Como observadora constante de la realidad, no deja de sorprenderme la ligereza de no pocas personas a la hora de encasillar y etiquetar al prójimo. En alguna medida, a todos nos importa la opinión de los demás sobre nosotros mismos, pero la verdad es que vivimos en un mundo en el que nos atrevemos a definir a los demás con excesiva ligereza y a decidir cómo son y cómo piensan sin siquiera haberles preguntado ni escuchado. Imponemos numerosas etiquetas y procedemos a los encasillamientos en función de la forma de vestir, de la pertenencia a un club deportivo, de la proximidad a un partido político, de la profesión, de la formación, del tipo de amigos, del peinado, de la pareja o del barrio en que se vive, sin considerar que en un ser humano caben miles de matices que le avalan para no limitarse a encajar en un solo molde. Estas prácticas gratuitas e injustas constituyen actos frívolos en los que subyace un ánimo de desprestigio que suele ir acompañado de una actitud de desdén y, en definitiva, encierran una perversa clasificación entre buenos y malos en función de su coincidencia o no con determinados criterios y posicionamientos. Sea como fuere, parece probado que, a mayor autoestima y seguridad en uno mismo, menor necesidad de encuadrar al resto de los mortales en compartimentos estancos, ni de proferir la demoledora expresión “o estás conmigo o estás contra mí”.

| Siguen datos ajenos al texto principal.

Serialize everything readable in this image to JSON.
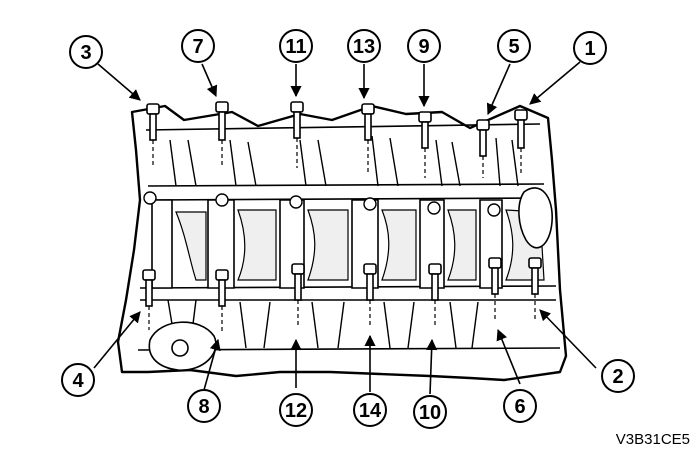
{
  "figure_code": "V3B31CE5",
  "callouts": [
    {
      "num": "3"
    },
    {
      "num": "7"
    },
    {
      "num": "11"
    },
    {
      "num": "13"
    },
    {
      "num": "9"
    },
    {
      "num": "5"
    },
    {
      "num": "1"
    },
    {
      "num": "4"
    },
    {
      "num": "8"
    },
    {
      "num": "12"
    },
    {
      "num": "14"
    },
    {
      "num": "10"
    },
    {
      "num": "6"
    },
    {
      "num": "2"
    }
  ],
  "colors": {
    "line": "#000000",
    "fill": "#ffffff",
    "shade": "#d9d9d9"
  }
}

A tenor de esta circunstancia, ya no sé si se trata de una virtud o un defecto pero he de admitir que, si existe alguna característica que me define razonablemente bien, es aquella que consiste en no entablar ninguna batalla que considero perdida de antemano. Disculpen esta inédita alusión a mi persona, pero me sirve para explicar que, con el transcurso de los años, he desarrollado un olfato especial para detectar tales contiendas, seguramente porque para mí el tiempo es oro y me disgusta malgastarlo en discusiones que, por su propia esencia, no pueden culminar en clave de victoria o derrota. No se trata de ganar o perder. Tampoco es cuestión de convencer o ser convencido. Paradójicamente, este concreto rasgo de mi personalidad suscita diversidad de opiniones en mi entorno. A algunos les agrada mientras que otros lo aborrecen, convencidos de que, por fuerza, conlleva algo de impostura. Los primeros valoran mi capacidad de diálogo, mi interés por escuchar y entender los razonamientos ajenos y mi propensión a colocarme en el lugar del otro. En cambio, no faltan quienes recelan de mi carácter conciliador, mi tendencia a la introspección y mi negativa a un enfrentamiento vano que, en el mejor de los casos, sólo le sirve como terapia a uno de los contendientes: el que, aun sin mala intención, decide trasladar sus demonios al otro en un día de furia.

Bien es cierto que jamás he pretendido atraer a nadie hacia mis posturas ideológicas y espirituales. Bastante ya me cuesta conjurar mis fantasmas interiores lo mejor que puedo, intentando en la medida de mis posibilidades no salpicar a mi alrededor. Me he limitado a educar a mis hijos siguiendo el modelo que heredé de mis padres (y que tanto me ayuda en mi día a día). No obstante, cuando asuntos de tanto calado como la política o la religión se sitúan en el centro de los debates, echo en falta interlocutores capaces de mostrar sus discrepancias con educación y sin resentimiento, alejados de la violencia y la falta de respeto, y coherentes a la hora de exigir para sí los comportamientos que demandan a quienes no piensan como ellos. Me consta por propia experiencia que el ejercicio de tender puentes implica un esfuerzo notable, pero se alza como un empeño posible y necesario. Y, en ese camino, evitar las etiquetas y huir de los encasillamientos constituyen dos etapas imprescindibles para alcanzar la otra orilla.